HERMANN WÜNDRICH
Der Spagatkünstler. Bertolt Brechts politisches Schreiben in der Weimarer Republik
Jene 15 Jahre, die man heute als die Weimarer Republik bezeichnet, entsprechen präzis jener ersten entscheidenden produktiven Phase des Stückeschreibers Bertolt Brecht. In dieser Zeit formt er die Idee eines Theaters von gesellschaftsverändernder Relevanz, das getragen wird von einem konkreten Geschichts- und Utopiebewußtsein. Aber wie sollte dieses Theater aussehen? Brecht experimentierte.
Die Stücke, die er schrieb, teilweise gleichzeitig, sind so unterschiedlich, variieren in Form und Inhalt, als könnten sie von verschiedenen Autoren geschrieben worden sein. Expressionistisch und balladenhaft anmutende Dramen stehen neben proletarischem Agitprop-Theater, die hermetischen Lehrstücke neben psychologischen Charakterstudien. Das politische Engagement, vermittelt‚ durch ein neues formales Konzept, das bis zur Selbstauflösung des Theaters reicht, steht dem kulinarischen Charakter von Operette, Oper und Revue gegenüber. Geht es auf der einen Seite um das Verhältnis des Einzelnen zum Kollektiv, also um revolutionäre Praxis, steht auf der anderen Seite eine unterhaltsame Kapitalismuskritik.

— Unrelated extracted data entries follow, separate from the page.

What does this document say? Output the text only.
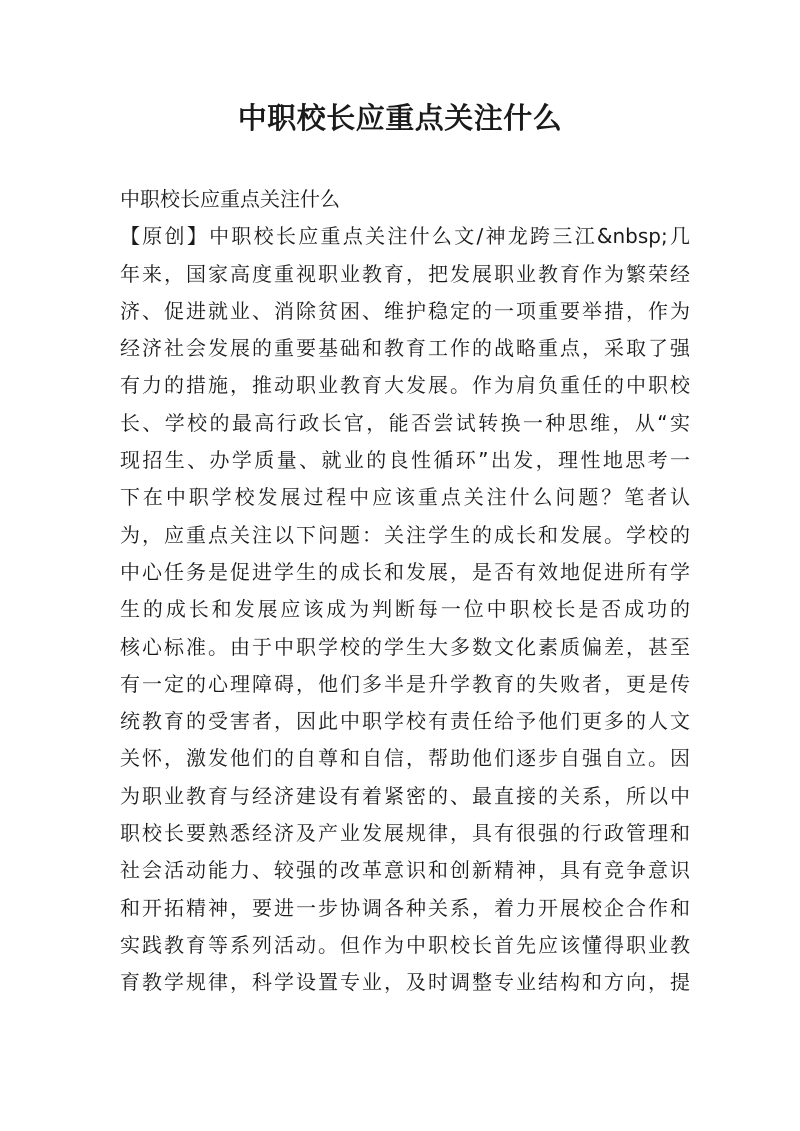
中职校长应重点关注什么
中职校长应重点关注什么
【原创】中职校长应重点关注什么文/神龙跨三江&nbsp;几
年来，国家高度重视职业教育，把发展职业教育作为繁荣经
济、促进就业、消除贫困、维护稳定的一项重要举措，作为
经济社会发展的重要基础和教育工作的战略重点，采取了强
有力的措施，推动职业教育大发展。作为肩负重任的中职校
长、学校的最高行政长官，能否尝试转换一种思维，从“实
现招生、办学质量、就业的良性循环”出发，理性地思考一
下在中职学校发展过程中应该重点关注什么问题？笔者认
为，应重点关注以下问题：关注学生的成长和发展。学校的
中心任务是促进学生的成长和发展，是否有效地促进所有学
生的成长和发展应该成为判断每一位中职校长是否成功的
核心标准。由于中职学校的学生大多数文化素质偏差，甚至
有一定的心理障碍，他们多半是升学教育的失败者，更是传
统教育的受害者，因此中职学校有责任给予他们更多的人文
关怀，激发他们的自尊和自信，帮助他们逐步自强自立。因
为职业教育与经济建设有着紧密的、最直接的关系，所以中
职校长要熟悉经济及产业发展规律，具有很强的行政管理和
社会活动能力、较强的改革意识和创新精神，具有竞争意识
和开拓精神，要进一步协调各种关系，着力开展校企合作和
实践教育等系列活动。但作为中职校长首先应该懂得职业教
育教学规律，科学设置专业，及时调整专业结构和方向，提
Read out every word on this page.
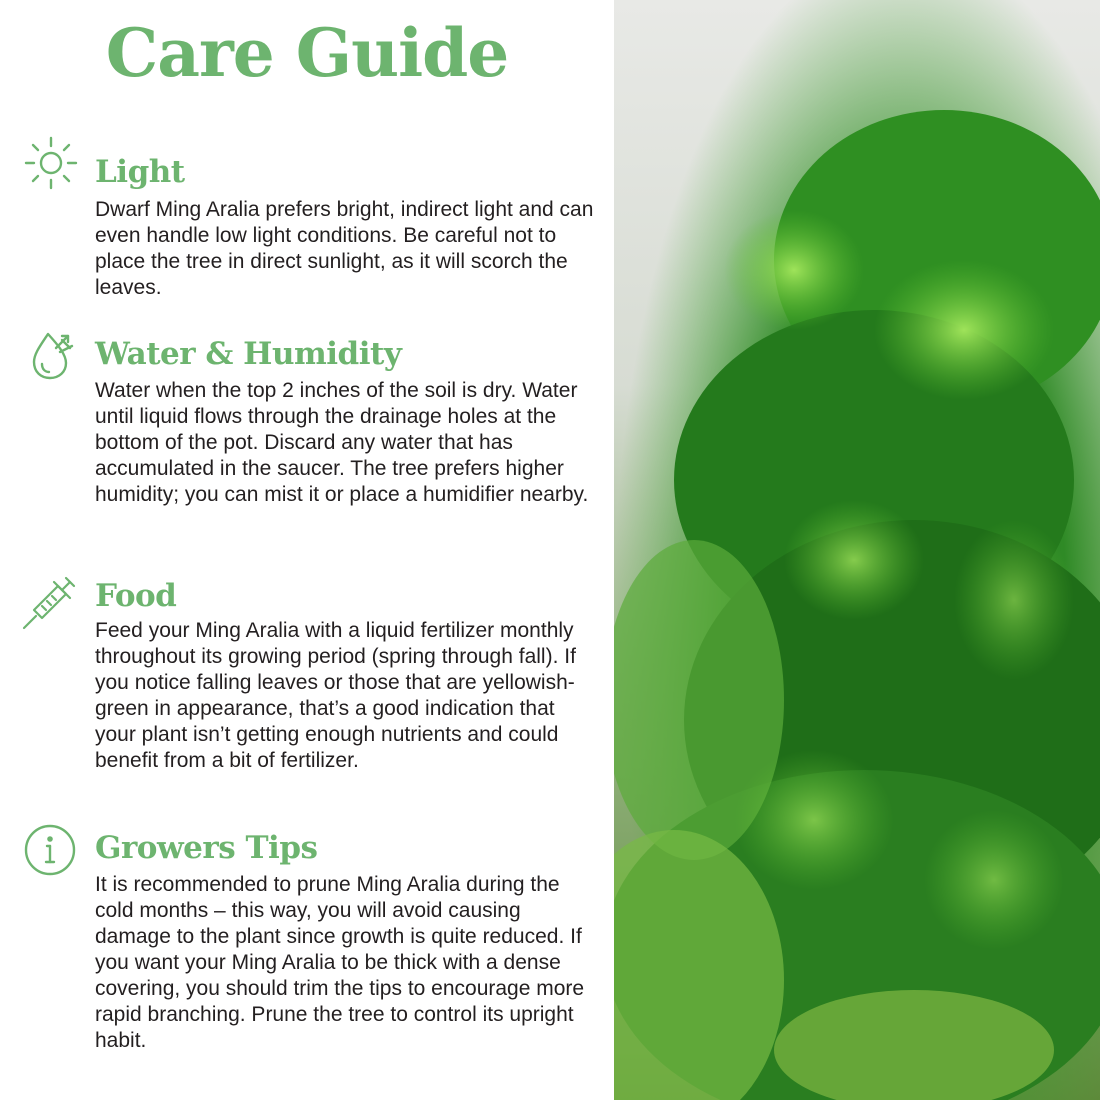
Care Guide
Light

Dwarf Ming Aralia prefers bright, indirect light and can even handle low light conditions. Be careful not to place the tree in direct sunlight, as it will scorch the leaves.

Water & Humidity

Water when the top 2 inches of the soil is dry. Water until liquid flows through the drainage holes at the bottom of the pot. Discard any water that has accumulated in the saucer. The tree prefers higher humidity; you can mist it or place a humidifier nearby.

Food

Feed your Ming Aralia with a liquid fertilizer monthly throughout its growing period (spring through fall). If you notice falling leaves or those that are yellowish-green in appearance, that’s a good indication that your plant isn’t getting enough nutrients and could benefit from a bit of fertilizer.

Growers Tips

It is recommended to prune Ming Aralia during the cold months – this way, you will avoid causing damage to the plant since growth is quite reduced. If you want your Ming Aralia to be thick with a dense covering, you should trim the tips to encourage more rapid branching. Prune the tree to control its upright habit.
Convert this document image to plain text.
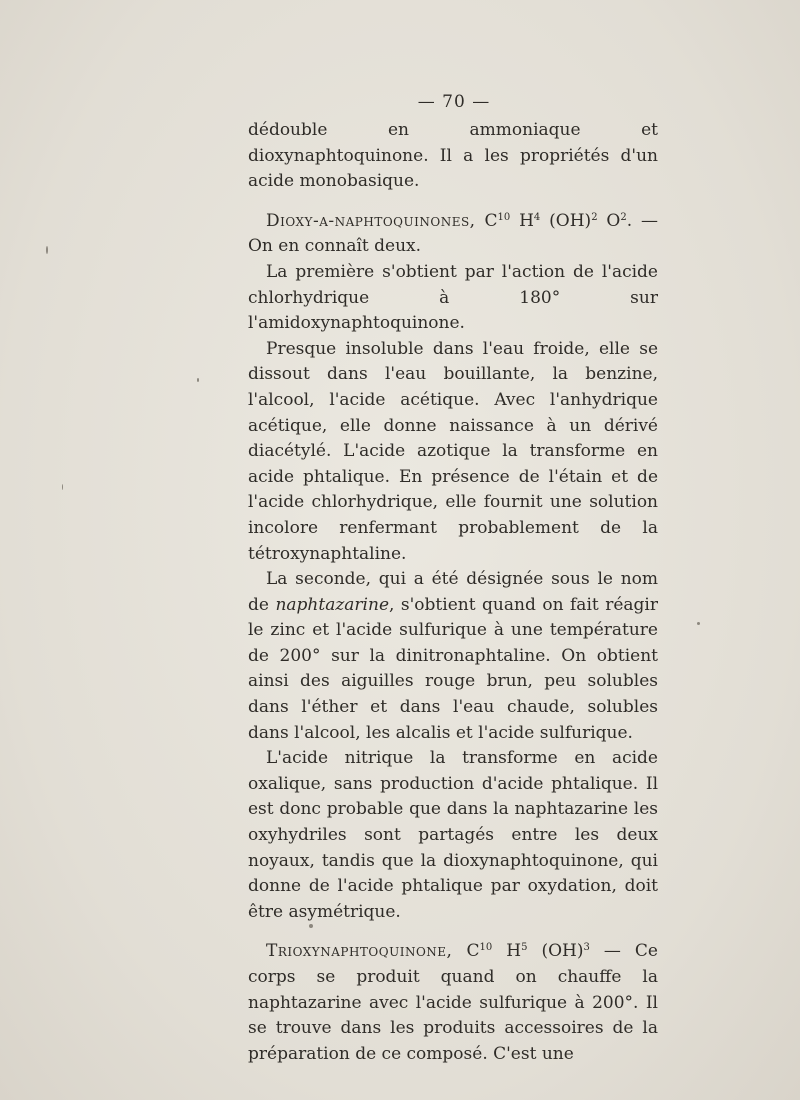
— 70 —

dédouble en ammoniaque et dioxynaphtoquinone. Il a les propriétés d'un acide monobasique.

Dioxy-α-naphtoquinones, $C^{10}$ $H^4$ (OH)$^2$ $O^2$. — On en connaît deux.

La première s'obtient par l'action de l'acide chlorhydrique à 180° sur l'amidoxynaphtoquinone.

Presque insoluble dans l'eau froide, elle se dissout dans l'eau bouillante, la benzine, l'alcool, l'acide acétique. Avec l'anhydrique acétique, elle donne naissance à un dérivé diacétylé. L'acide azotique la transforme en acide phtalique. En présence de l'étain et de l'acide chlorhydrique, elle fournit une solution incolore renfermant probablement de la tétroxynaphtaline.

La seconde, qui a été désignée sous le nom de naphtazarine, s'obtient quand on fait réagir le zinc et l'acide sulfurique à une température de 200° sur la dinitronaphtaline. On obtient ainsi des aiguilles rouge brun, peu solubles dans l'éther et dans l'eau chaude, solubles dans l'alcool, les alcalis et l'acide sulfurique.

L'acide nitrique la transforme en acide oxalique, sans production d'acide phtalique. Il est donc probable que dans la naphtazarine les oxyhydriles sont partagés entre les deux noyaux, tandis que la dioxynaphtoquinone, qui donne de l'acide phtalique par oxydation, doit être asymétrique.

Trioxynaphtoquinone, $C^{10}$ $H^5$ (OH)$^3$ — Ce corps se produit quand on chauffe la naphtazarine avec l'acide sulfurique à 200°. Il se trouve dans les produits accessoires de la préparation de ce composé. C'est une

Zwischen diesen Polen pendelte Brechts dramatisches Schaffen jener Zeit. Die Gegensätze, die sich in Person Brechts bündeln und ihn gleichsam als einen Spagatkünstler erscheinen lassen, sollen auf ihre jeweilige Wirksamkeit hin befragt werden. Mit welchen ästhetischen Mitteln versuchte Brecht, seine antifaschistischen und antikapitalistischen Themen Ausdruck zu verleihen? Wie effektiv waren die unterschiedlichen Ansätze seines politischen Schreibens? Wie wurden diese Werke verstanden und welche Wirkung entfalteten sie? Konnten sie mit dem Anspruch seines eingreifenden Denkens tatsächlich in die Realität eingreifen? Und nicht zuletzt, haben seine Strategien angesichts der verwirrenden Komplexität in einer globalisierten Welt und der aufkeimenden Bedrohung durch einen neuen Faschismus heute noch einen Wert für uns? Liefert Brecht Modelle für politisches Schreiben heute?
Brechts Theaterkonzepte lassen sich als ein Erkundungsgebiet, als Versuchsfeld begreifen, um Politik und Ästhetik zusammen zu denken. Selbst dort, wo seine Ideen scheiterten oder inzwischen überholt erscheinen, leben seine Fragen noch, sind wieder aktuell und provozieren neue Antworten. Finden wir, auf seinen Schultern stehend, die unsrigen?